Hundreds of billions of taxpayer dollars in federal contracts, loans, and leases go to corporations that pocket billions and pay their CEOs millions in bonuses, but pay such low wages that workers can’t afford food and shelter. Taxpayer dollars go to corporations that pay their employees so little that many of them have to rely on public assistance.

Like I said yesterday, when an employer pays workers so little that workers have to rely on public assistance, is should count as “corporate welfare.” Big, profitable contractors are forcing taxpayers to subsidize their unlivable wages. These companies are receiving funding from the federal government, but they are further burdening taxpayers by leaving their employees to rely on food stamps and other public assistance programs instead of paying them a living wage.
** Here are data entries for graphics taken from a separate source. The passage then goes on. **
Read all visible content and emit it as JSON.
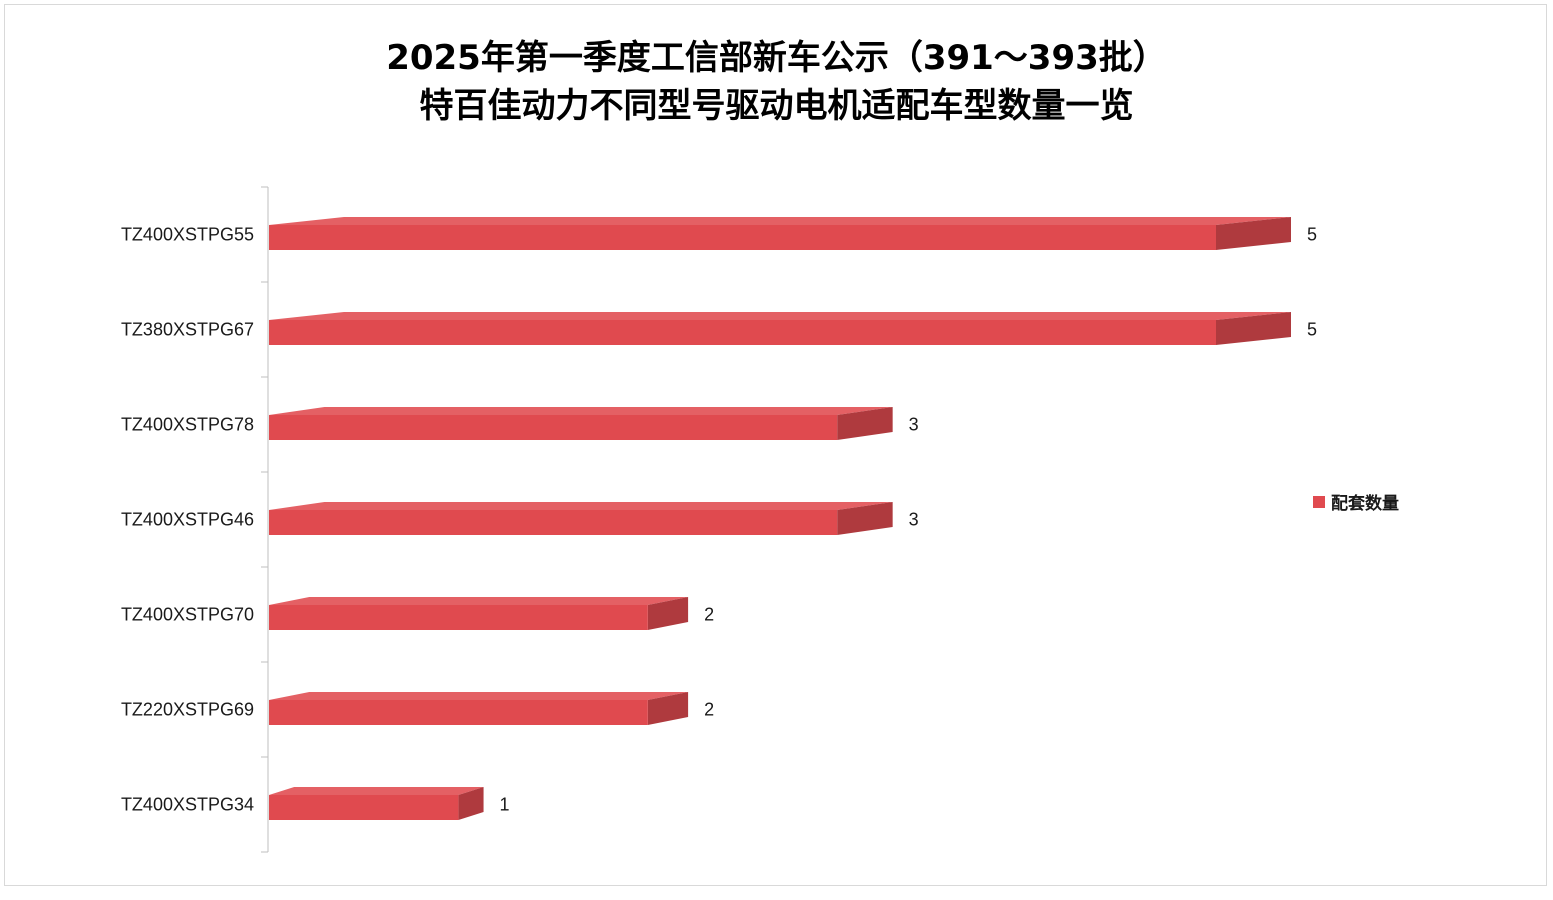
{
  "chart_data": {
    "type": "bar",
    "orientation": "horizontal",
    "style": "3d",
    "title": "2025年第一季度工信部新车公示（391～393批）",
    "subtitle": "特百佳动力不同型号驱动电机适配车型数量一览",
    "categories": [
      "TZ400XSTPG55",
      "TZ380XSTPG67",
      "TZ400XSTPG78",
      "TZ400XSTPG46",
      "TZ400XSTPG70",
      "TZ220XSTPG69",
      "TZ400XSTPG34"
    ],
    "series": [
      {
        "name": "配套数量",
        "values": [
          5,
          5,
          3,
          3,
          2,
          2,
          1
        ],
        "color": "#e04a4f"
      }
    ],
    "xlim": [
      0,
      5.4
    ],
    "grid": false,
    "data_labels": true,
    "legend_position": "right"
  }
}
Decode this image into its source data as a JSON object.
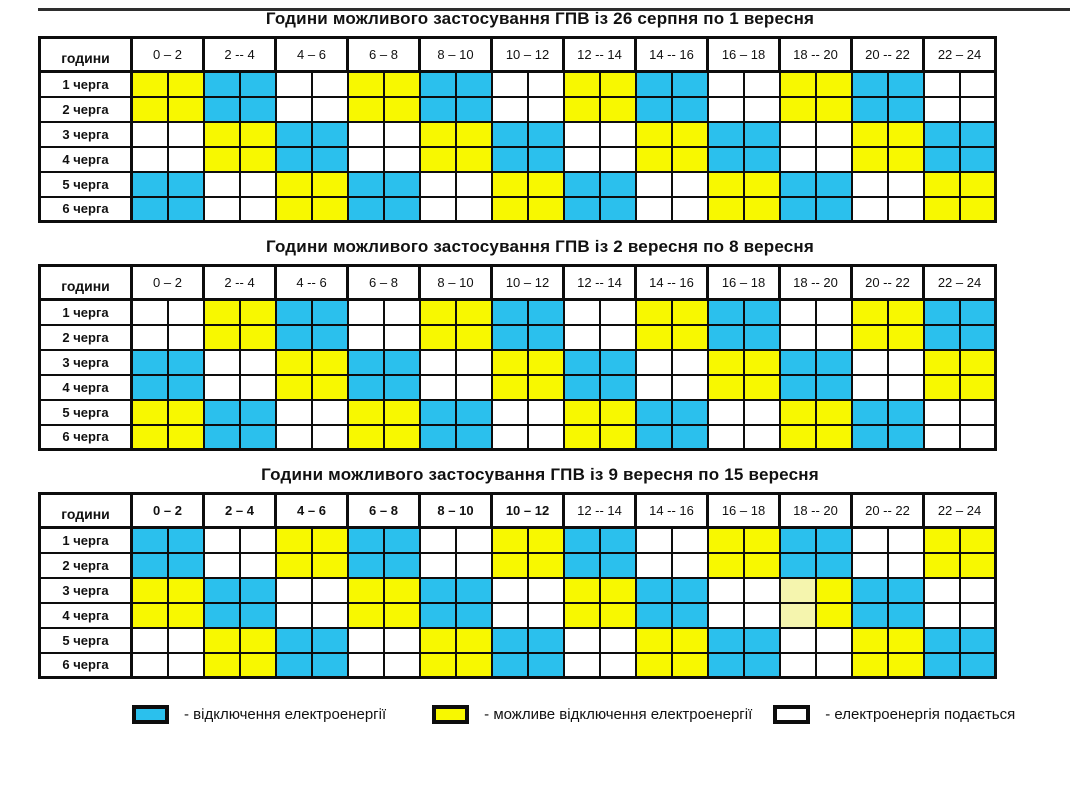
{
  "page": {
    "background": "#ffffff",
    "top_strip_color": "#2e2e2e"
  },
  "colors": {
    "C": "#2BC0ED",
    "Y": "#F8F800",
    "W": "#FFFFFF",
    "P": "#F5F5AE",
    "border": "#0d0d0d"
  },
  "chart_data": [
    {
      "type": "heatmap",
      "title": "Години можливого застосування ГПВ із 26 серпня по 1 вересня",
      "corner_label": "години",
      "columns": [
        "0 – 2",
        "2 -- 4",
        "4 – 6",
        "6 – 8",
        "8 – 10",
        "10 – 12",
        "12 -- 14",
        "14 -- 16",
        "16 – 18",
        "18 -- 20",
        "20 -- 22",
        "22 – 24"
      ],
      "bold_columns": [],
      "row_labels": [
        "1 черга",
        "2 черга",
        "3 черга",
        "4 черга",
        "5 черга",
        "6 черга"
      ],
      "cell_codes_legend": "one char per hour 0-24: C=outage(cyan), Y=possible outage(yellow), W=power on(white), P=pale-yellow cell",
      "cells": [
        "YYCCWWYYCCWWYYCCWWYYCCWW",
        "YYCCWWYYCCWWYYCCWWYYCCWW",
        "WWYYCCWWYYCCWWYYCCWWYYCC",
        "WWYYCCWWYYCCWWYYCCWWYYCC",
        "CCWWYYCCWWYYCCWWYYCCWWYY",
        "CCWWYYCCWWYYCCWWYYCCWWYY"
      ]
    },
    {
      "type": "heatmap",
      "title": "Години можливого застосування ГПВ із 2 вересня по 8 вересня",
      "corner_label": "години",
      "columns": [
        "0 – 2",
        "2 -- 4",
        "4 -- 6",
        "6 – 8",
        "8 – 10",
        "10 – 12",
        "12 -- 14",
        "14 -- 16",
        "16 – 18",
        "18 -- 20",
        "20 -- 22",
        "22 – 24"
      ],
      "bold_columns": [],
      "row_labels": [
        "1 черга",
        "2 черга",
        "3 черга",
        "4 черга",
        "5 черга",
        "6 черга"
      ],
      "cells": [
        "WWYYCCWWYYCCWWYYCCWWYYCC",
        "WWYYCCWWYYCCWWYYCCWWYYCC",
        "CCWWYYCCWWYYCCWWYYCCWWYY",
        "CCWWYYCCWWYYCCWWYYCCWWYY",
        "YYCCWWYYCCWWYYCCWWYYCCWW",
        "YYCCWWYYCCWWYYCCWWYYCCWW"
      ]
    },
    {
      "type": "heatmap",
      "title": "Години можливого застосування ГПВ із 9 вересня по 15 вересня",
      "corner_label": "години",
      "columns": [
        "0 – 2",
        "2 – 4",
        "4 – 6",
        "6 – 8",
        "8 – 10",
        "10 – 12",
        "12 -- 14",
        "14 -- 16",
        "16 – 18",
        "18 -- 20",
        "20 -- 22",
        "22 – 24"
      ],
      "bold_columns": [
        0,
        1,
        2,
        3,
        4,
        5
      ],
      "row_labels": [
        "1 черга",
        "2 черга",
        "3 черга",
        "4 черга",
        "5 черга",
        "6 черга"
      ],
      "cells": [
        "CCWWYYCCWWYYCCWWYYCCWWYY",
        "CCWWYYCCWWYYCCWWYYCCWWYY",
        "YYCCWWYYCCWWYYCCWWPYCCWW",
        "YYCCWWYYCCWWYYCCWWPYCCWW",
        "WWYYCCWWYYCCWWYYCCWWYYCC",
        "WWYYCCWWYYCCWWYYCCWWYYCC"
      ]
    }
  ],
  "legend": {
    "items": [
      {
        "color_key": "C",
        "label": "- відключення електроенергії"
      },
      {
        "color_key": "Y",
        "label": "- можливе відключення електроенергії"
      },
      {
        "color_key": "W",
        "label": "- електроенергія подається"
      }
    ]
  }
}
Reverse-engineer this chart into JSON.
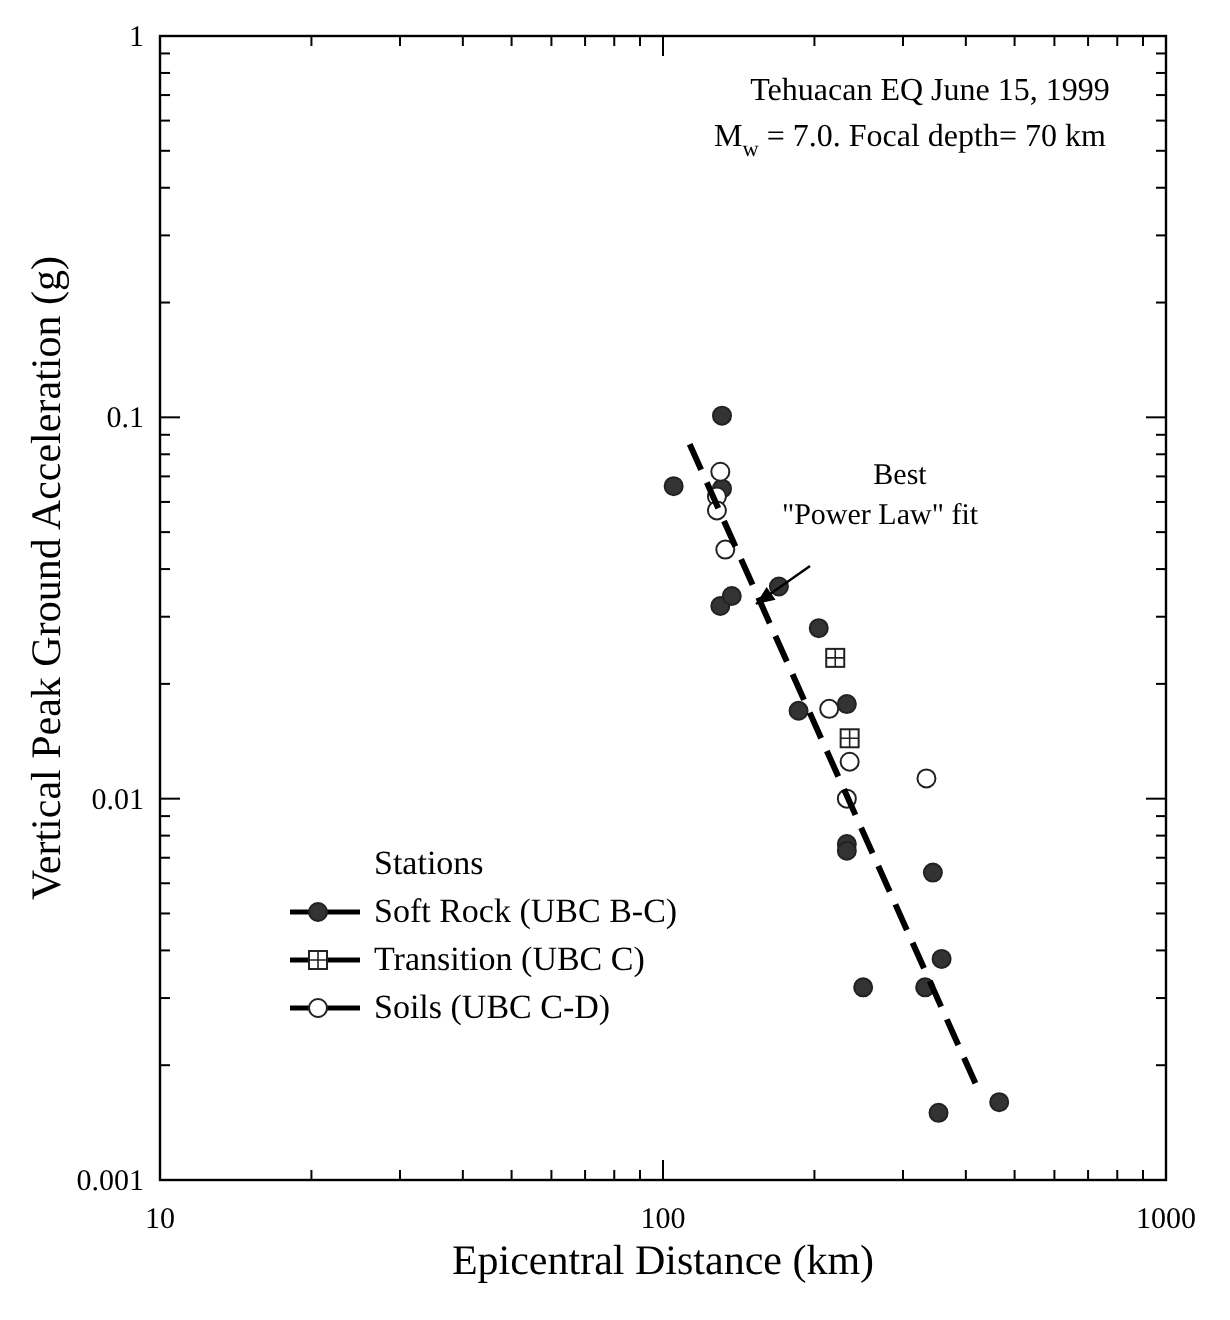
{
  "chart_data": {
    "type": "scatter",
    "title": "Tehuacan EQ June 15, 1999",
    "subtitle": "M$_{w}$ = 7.0.  Focal depth= 70 km",
    "xlabel": "Epicentral Distance (km)",
    "ylabel": "Vertical Peak Ground Acceleration (g)",
    "legend_title": "Stations",
    "legend": "left",
    "grid": false,
    "log": "xy",
    "xlim": [
      10,
      1000
    ],
    "ylim": [
      0.001,
      1
    ],
    "xticks": [
      10,
      {
        "value": 20,
        "label": null
      },
      {
        "value": 30,
        "label": null
      },
      {
        "value": 40,
        "label": null
      },
      {
        "value": 50,
        "label": null
      },
      {
        "value": 60,
        "label": null
      },
      {
        "value": 70,
        "label": null
      },
      {
        "value": 80,
        "label": null
      },
      {
        "value": 90,
        "label": null
      },
      100,
      {
        "value": 200,
        "label": null
      },
      {
        "value": 300,
        "label": null
      },
      {
        "value": 400,
        "label": null
      },
      {
        "value": 500,
        "label": null
      },
      {
        "value": 600,
        "label": null
      },
      {
        "value": 700,
        "label": null
      },
      {
        "value": 800,
        "label": null
      },
      {
        "value": 900,
        "label": null
      },
      1000
    ],
    "yticks": [
      0.001,
      {
        "value": 0.002,
        "label": null
      },
      {
        "value": 0.003,
        "label": null
      },
      {
        "value": 0.004,
        "label": null
      },
      {
        "value": 0.005,
        "label": null
      },
      {
        "value": 0.006,
        "label": null
      },
      {
        "value": 0.007,
        "label": null
      },
      {
        "value": 0.008,
        "label": null
      },
      {
        "value": 0.009,
        "label": null
      },
      0.01,
      {
        "value": 0.02,
        "label": null
      },
      {
        "value": 0.03,
        "label": null
      },
      {
        "value": 0.04,
        "label": null
      },
      {
        "value": 0.05,
        "label": null
      },
      {
        "value": 0.06,
        "label": null
      },
      {
        "value": 0.07,
        "label": null
      },
      {
        "value": 0.08,
        "label": null
      },
      {
        "value": 0.09,
        "label": null
      },
      0.1,
      {
        "value": 0.2,
        "label": null
      },
      {
        "value": 0.3,
        "label": null
      },
      {
        "value": 0.4,
        "label": null
      },
      {
        "value": 0.5,
        "label": null
      },
      {
        "value": 0.6,
        "label": null
      },
      {
        "value": 0.7,
        "label": null
      },
      {
        "value": 0.8,
        "label": null
      },
      {
        "value": 0.9,
        "label": null
      },
      1
    ],
    "series": [
      {
        "name": "Soft Rock (UBC B-C)",
        "marker": "circle",
        "color": "#333333",
        "x": [
          105,
          131,
          131,
          130,
          137,
          170,
          204,
          186,
          232,
          232,
          232,
          344,
          358,
          250,
          332,
          353,
          466
        ],
        "values": [
          0.066,
          0.101,
          0.065,
          0.032,
          0.034,
          0.036,
          0.028,
          0.017,
          0.0177,
          0.0076,
          0.0073,
          0.0064,
          0.0038,
          0.0032,
          0.0032,
          0.0015,
          0.0016
        ]
      },
      {
        "name": "Transition (UBC C)",
        "marker": "square",
        "color": "#ffffff",
        "x": [
          220,
          235
        ],
        "values": [
          0.0234,
          0.0144
        ]
      },
      {
        "name": "Soils (UBC C-D)",
        "marker": "circle",
        "color": "#ffffff",
        "x": [
          130,
          128,
          128,
          133,
          214,
          235,
          232,
          334
        ],
        "values": [
          0.072,
          0.062,
          0.057,
          0.045,
          0.0172,
          0.0125,
          0.01,
          0.0113
        ]
      },
      {
        "type": "line",
        "line_style": "dashed",
        "marker": "none",
        "color": "#000000",
        "x": [
          113,
          429
        ],
        "values": [
          0.085,
          0.00166
        ]
      }
    ],
    "annotations": [
      "Best\n\"Power Law\" fit"
    ]
  }
}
This has to stop. That’s why federally funded low-wage workers are joining together for a living wage and a voice on the job. The federal government has a responsibility to ensure taxpayer-funded contracts help the economy by paying workers enough to afford the basics like rent and food and to put money back into their local economies.

Next week, Washingtonians have a chance to stand with low wage workers, instead of just passing by them every day on our way to or from our homes, condos, and apartments in and around Washington, DC. More than ever, Americans need good jobs, with liveable wages, and real benefits. Maybe the place to start is right in our own back yards.